A Rough Neighborhood
The last British Governor of Rhodesia, Lord Christopher Soames, commenting on the first elections held under the rules of universal suffrage in 1980, made a comment that might have been misplaced, but nonetheless told the story of African politics in words truer than any had up until then dared utter. ‘You must remember,’ he said, ‘this is Africa. This isn’t Little Puddleton-on-the-Marsh, and they behave differently here. They think nothing of sticking tent poles up each other’s whatnot, and doing filthy, beastly things to each other. It does happen, I’m afraid. It’s a very wild thing, and election.’
The Reality
So it is. Mugabe is a product of the Cold War. His system of rule is rooted in that time, and moreover rooted in the basic tenets of Bantu powerplay. Traditionally African societies have been ruled by the ‘big man’ who is the arch plutocrat to whom all who aspire to wealth and influence owe a dept of fealty. It therefore stands to reason that when the big man falls to a system as incompatible to his own as democracy, it is not only he who comes crashing down, but an entire strata of powerful people. In fact in is conceivable that the entire wealthy elite of the nation will come down with him, and as a consequence lose their access to wealth with an immediacy that cannot be sustained.

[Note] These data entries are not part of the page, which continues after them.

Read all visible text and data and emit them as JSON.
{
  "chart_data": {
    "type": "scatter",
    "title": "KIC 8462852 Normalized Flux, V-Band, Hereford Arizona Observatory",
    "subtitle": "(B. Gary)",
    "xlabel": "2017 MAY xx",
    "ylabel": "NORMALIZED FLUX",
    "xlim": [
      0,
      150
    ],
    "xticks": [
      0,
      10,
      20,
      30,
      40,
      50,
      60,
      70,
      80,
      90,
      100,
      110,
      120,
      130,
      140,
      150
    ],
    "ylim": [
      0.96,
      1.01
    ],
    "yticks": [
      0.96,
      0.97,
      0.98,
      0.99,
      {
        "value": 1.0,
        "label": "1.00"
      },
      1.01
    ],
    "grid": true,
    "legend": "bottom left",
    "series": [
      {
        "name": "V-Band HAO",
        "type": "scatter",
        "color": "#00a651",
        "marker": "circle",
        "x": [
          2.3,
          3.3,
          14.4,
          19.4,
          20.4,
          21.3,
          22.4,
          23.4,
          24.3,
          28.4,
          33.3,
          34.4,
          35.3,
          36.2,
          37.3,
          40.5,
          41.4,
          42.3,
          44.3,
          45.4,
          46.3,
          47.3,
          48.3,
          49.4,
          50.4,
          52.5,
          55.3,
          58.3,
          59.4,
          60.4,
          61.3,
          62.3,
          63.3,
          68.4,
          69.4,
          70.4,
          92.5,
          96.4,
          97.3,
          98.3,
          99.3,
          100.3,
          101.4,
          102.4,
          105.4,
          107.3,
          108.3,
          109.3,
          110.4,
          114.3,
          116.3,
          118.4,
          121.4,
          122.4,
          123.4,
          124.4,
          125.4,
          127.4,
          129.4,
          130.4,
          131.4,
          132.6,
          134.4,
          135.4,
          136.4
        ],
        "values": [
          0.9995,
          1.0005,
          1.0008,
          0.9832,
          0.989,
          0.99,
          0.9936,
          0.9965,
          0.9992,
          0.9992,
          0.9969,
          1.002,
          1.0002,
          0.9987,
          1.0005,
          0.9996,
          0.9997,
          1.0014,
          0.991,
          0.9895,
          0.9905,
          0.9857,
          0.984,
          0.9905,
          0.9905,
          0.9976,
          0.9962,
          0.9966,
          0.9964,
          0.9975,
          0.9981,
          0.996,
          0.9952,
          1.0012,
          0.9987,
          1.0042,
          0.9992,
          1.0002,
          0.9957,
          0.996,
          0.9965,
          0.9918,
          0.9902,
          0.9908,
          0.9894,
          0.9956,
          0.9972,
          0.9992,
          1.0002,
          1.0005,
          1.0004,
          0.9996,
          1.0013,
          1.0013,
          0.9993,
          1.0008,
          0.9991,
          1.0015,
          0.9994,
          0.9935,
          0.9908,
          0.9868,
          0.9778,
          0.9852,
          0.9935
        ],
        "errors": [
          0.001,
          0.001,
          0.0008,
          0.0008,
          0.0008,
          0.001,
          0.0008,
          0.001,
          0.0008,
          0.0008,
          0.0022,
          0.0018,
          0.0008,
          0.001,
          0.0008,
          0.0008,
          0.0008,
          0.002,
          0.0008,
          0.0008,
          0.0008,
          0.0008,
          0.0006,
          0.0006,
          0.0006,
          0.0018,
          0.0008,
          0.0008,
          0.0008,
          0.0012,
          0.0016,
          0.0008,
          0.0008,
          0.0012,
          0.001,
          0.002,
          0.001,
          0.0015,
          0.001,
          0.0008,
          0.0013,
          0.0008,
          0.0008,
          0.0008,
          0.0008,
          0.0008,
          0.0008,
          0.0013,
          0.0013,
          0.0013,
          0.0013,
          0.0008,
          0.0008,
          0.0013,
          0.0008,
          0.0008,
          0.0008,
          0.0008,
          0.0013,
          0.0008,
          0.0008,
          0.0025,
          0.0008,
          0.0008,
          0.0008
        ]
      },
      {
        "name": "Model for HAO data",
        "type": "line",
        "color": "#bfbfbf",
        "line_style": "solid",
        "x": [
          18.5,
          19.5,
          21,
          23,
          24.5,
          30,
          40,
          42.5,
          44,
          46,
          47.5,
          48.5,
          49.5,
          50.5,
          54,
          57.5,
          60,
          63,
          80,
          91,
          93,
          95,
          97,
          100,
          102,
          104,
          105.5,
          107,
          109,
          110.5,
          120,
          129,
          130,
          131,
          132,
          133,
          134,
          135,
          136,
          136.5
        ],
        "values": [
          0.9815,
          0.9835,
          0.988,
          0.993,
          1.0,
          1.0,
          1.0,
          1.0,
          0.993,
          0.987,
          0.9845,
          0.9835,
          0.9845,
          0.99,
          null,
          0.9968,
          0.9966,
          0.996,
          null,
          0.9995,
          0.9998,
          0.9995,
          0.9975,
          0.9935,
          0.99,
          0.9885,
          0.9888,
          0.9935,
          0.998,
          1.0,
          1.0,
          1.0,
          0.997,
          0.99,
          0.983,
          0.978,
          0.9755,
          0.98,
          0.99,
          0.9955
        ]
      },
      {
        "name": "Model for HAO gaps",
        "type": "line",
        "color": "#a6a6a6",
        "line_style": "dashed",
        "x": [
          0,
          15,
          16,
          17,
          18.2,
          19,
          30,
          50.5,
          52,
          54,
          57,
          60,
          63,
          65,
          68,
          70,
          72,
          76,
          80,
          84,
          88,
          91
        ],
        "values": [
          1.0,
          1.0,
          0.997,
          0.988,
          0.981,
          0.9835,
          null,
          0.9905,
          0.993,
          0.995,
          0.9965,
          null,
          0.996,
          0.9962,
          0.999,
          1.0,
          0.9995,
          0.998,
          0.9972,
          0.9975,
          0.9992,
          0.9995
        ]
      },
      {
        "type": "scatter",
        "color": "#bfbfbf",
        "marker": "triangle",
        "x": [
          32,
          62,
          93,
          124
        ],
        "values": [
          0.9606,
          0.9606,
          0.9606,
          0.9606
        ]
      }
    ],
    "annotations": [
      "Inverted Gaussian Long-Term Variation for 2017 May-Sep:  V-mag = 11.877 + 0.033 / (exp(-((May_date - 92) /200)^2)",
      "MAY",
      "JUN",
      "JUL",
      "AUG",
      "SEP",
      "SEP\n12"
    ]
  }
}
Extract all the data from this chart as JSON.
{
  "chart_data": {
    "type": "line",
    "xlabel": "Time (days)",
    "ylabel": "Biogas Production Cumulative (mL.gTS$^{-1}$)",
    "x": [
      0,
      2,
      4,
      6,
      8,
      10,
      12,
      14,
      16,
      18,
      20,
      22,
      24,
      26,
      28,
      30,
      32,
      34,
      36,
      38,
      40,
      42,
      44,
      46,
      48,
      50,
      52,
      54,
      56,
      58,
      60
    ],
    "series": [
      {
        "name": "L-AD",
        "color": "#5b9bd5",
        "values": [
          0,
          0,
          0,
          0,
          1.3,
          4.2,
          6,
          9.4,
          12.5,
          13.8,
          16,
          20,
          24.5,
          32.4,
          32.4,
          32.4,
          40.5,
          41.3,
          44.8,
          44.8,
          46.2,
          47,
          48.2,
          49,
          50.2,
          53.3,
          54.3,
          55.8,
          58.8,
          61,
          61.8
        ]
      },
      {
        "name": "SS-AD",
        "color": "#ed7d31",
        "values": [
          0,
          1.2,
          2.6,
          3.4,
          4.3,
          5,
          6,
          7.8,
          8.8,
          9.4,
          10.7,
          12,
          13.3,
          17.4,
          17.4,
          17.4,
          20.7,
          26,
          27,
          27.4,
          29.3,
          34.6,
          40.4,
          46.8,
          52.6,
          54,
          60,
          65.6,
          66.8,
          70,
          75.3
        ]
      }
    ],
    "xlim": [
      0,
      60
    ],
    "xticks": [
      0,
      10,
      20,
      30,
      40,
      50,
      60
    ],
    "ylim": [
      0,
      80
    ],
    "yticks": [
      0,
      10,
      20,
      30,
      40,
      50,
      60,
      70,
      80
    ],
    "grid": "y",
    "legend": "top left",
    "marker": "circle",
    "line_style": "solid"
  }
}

In Zimbabwe, if one considers that some 4000 or 5000 wealthy and connected individuals now own large farms for which they do not hold title deed, and occupy these properties by dint only of their association with the centre of power, they have nothing to gain by allowing that power to fall, and these are the people who currently control the institutions of state. There is also the fact that Mugabe and his close circle of confidants and advisors are implicated in the genocide and slaughter traditionally necessary to maintain power in Africa, and certainly they have enough precedent around them to convince themselves that they are in a do or die situation.
The Future
This, therefore, is what we have, and the death of Mugabe as a political force in Africa represents the last breath of the old system of patronage power, and will take nothing less than a revolution to bring it down. Mugabe may very well want to settle down and forget about politics, but he is trapped not only by his own culpability, but by the needs of a large tree whose tap root he is. The current crisis in Zimbabwe is nothing more than those dependent on that system trying to find some way to soften their inevitable landing, knowing as they do with a crushing certainty that they are going to fall very hard indeed. Mugabe is an old man, a spent force no less, and really it makes no sense to focus anger and resentment upon him. He is a victim of a circumstance far bigger than he, as we Zimbabweans all are, and all that we can do is move through the process, hope that we can survive, and look forward to a brighter dawn that is certain to come.